Another Chance to Test Your Reg FD Knowledge and Compliance
Last week, we wrote about Regulation FD, now in its 13th year of implementation, and offered Part One of a quiz designed to test how well you understand the regulation. Here, we offer a slightly more challenging Part Two of the quiz. We hope you will find this helpful as you think about real life Reg FD situations. Since the following answers should not be construed as legal advice, we also urge you to talk with your legal counsel before deciding what practices are best for your company and its particular disclosure situations.
Reg FD Quiz, Part Two- Violation or Not?
1. CEO is aware that your company will likely miss quarter consensus estimates, but this hasn’t been disclosed. CEO looks downtrodden in 1×1 meeting, and talks about what a tough macro environment it has been for the industry. A week later, your company announces lower than expected revenues. Stock trades down sharply on higher than normal volume.
Did the CEO violate Reg FD? (YES) The CEO selectively disclosed material, non-public information through non-verbal cues. Hindsight is perfect; hold a poker face or don’t talk.
2. At a webcasted analyst day, management outlines its new product pipeline, how the products compare to existing technologies and treatments and the timeline for product launches. Two weeks later, in a 1×1 meeting with an investor who missed the analyst meeting, management answers questions about how some of the new products differ from competition.
Does this violate Reg FD? (NO) As long as management sticks to those details that were previously disclosed at the analyst day, so that no material, non-public information is disclosed selectively.

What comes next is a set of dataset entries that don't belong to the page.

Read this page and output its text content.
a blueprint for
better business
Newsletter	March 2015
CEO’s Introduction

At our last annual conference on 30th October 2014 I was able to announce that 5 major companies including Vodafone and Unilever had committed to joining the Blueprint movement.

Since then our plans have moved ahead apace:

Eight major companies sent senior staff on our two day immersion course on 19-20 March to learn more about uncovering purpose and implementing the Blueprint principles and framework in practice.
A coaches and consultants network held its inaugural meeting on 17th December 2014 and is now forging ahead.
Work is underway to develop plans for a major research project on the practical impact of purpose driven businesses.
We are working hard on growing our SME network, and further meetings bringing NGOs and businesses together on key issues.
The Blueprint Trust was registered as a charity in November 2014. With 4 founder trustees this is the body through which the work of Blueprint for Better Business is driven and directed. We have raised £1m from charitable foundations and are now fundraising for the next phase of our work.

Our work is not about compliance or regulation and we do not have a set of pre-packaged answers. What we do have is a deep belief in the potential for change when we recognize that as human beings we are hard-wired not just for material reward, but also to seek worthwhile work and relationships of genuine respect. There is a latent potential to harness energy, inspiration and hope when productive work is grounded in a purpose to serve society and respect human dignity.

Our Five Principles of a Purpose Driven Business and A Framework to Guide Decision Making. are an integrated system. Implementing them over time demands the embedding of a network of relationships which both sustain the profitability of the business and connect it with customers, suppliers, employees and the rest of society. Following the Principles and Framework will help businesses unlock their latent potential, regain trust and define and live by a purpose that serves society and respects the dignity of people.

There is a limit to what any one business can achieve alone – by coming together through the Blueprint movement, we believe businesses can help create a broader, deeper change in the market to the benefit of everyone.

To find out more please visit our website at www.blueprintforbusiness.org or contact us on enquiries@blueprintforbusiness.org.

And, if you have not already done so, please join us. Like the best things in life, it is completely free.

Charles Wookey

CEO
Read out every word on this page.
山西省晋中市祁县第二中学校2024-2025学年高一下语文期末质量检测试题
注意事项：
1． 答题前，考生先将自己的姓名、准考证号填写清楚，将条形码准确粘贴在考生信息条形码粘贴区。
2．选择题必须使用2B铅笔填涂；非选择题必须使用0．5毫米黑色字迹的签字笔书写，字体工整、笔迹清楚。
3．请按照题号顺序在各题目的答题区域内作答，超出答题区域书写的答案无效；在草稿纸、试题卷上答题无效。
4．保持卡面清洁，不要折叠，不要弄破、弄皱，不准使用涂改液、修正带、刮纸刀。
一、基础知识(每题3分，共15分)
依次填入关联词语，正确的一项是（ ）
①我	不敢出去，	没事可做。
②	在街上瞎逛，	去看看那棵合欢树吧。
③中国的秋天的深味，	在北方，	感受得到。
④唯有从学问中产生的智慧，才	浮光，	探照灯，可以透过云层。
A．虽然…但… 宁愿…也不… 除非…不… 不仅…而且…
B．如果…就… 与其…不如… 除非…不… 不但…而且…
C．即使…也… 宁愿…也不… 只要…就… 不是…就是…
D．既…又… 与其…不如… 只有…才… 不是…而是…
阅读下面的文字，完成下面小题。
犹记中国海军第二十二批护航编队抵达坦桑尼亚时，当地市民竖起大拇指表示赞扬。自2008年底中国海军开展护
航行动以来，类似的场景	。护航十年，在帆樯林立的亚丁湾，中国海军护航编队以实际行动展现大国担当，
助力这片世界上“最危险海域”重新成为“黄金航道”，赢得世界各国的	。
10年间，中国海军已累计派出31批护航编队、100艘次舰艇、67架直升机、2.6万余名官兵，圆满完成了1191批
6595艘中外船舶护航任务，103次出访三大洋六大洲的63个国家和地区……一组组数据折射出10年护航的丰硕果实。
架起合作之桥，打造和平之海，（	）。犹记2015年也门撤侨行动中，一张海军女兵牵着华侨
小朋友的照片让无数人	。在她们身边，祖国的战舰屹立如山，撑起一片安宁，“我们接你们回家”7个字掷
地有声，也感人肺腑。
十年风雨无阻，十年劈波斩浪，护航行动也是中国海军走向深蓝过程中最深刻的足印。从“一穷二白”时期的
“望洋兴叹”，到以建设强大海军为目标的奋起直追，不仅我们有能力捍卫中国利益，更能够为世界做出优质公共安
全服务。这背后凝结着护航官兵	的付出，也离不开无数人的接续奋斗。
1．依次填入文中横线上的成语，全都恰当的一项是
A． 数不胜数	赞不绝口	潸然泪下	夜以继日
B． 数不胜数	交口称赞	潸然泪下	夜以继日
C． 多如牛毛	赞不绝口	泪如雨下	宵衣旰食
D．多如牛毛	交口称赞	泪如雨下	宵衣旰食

3. After reducing guidance publicly in previous weeks, CEO answers questions in 1×1 meetings, reaffirming guidance.
Does this violate Reg FD? (MAYBE) If your company’s disclosure policy states that “all earnings guidance is effective at the date given and is not updated until the company’s public announcements of updated guidance” then the reaffirmation was material information, especially since the company’s trend had been to lower guidance and policy expressly forbade verbal reaffirmation. If your company’s disclosure policy is silent on mid-quarter reaffirmation than this may not be a violation of Reg FD.
4. The CEO commented on an earnings call that the market was soft, and would be through the end of the year. Two weeks later, at a non-webcast conference, he was asked about the market and the CEO responded that the market was returning to normal, and he was optimistic.
Was this a violation of Reg FD? (YES) Comments were material and made selectively; comments were material because they contrasted with previous public statements. Stick to the script – do not embellish at the last minute. File an 8-K for last minute changes to investor presentation. Pre-announce and webcast the presentation, even if the conference host will not.
When Westwicke conducts Reg FD training, we engage in actual scenarios to help our clients get more comfortable with this SEC regulation (our training includes people who measure body language, to prevent unintended, “unspoken” disclosure). While our training sessions are extremely helpful for clients who have gone through them, we always urge all clients to talk with their legal counsel before deciding what practices are best for their companies and in particular disclosure situations.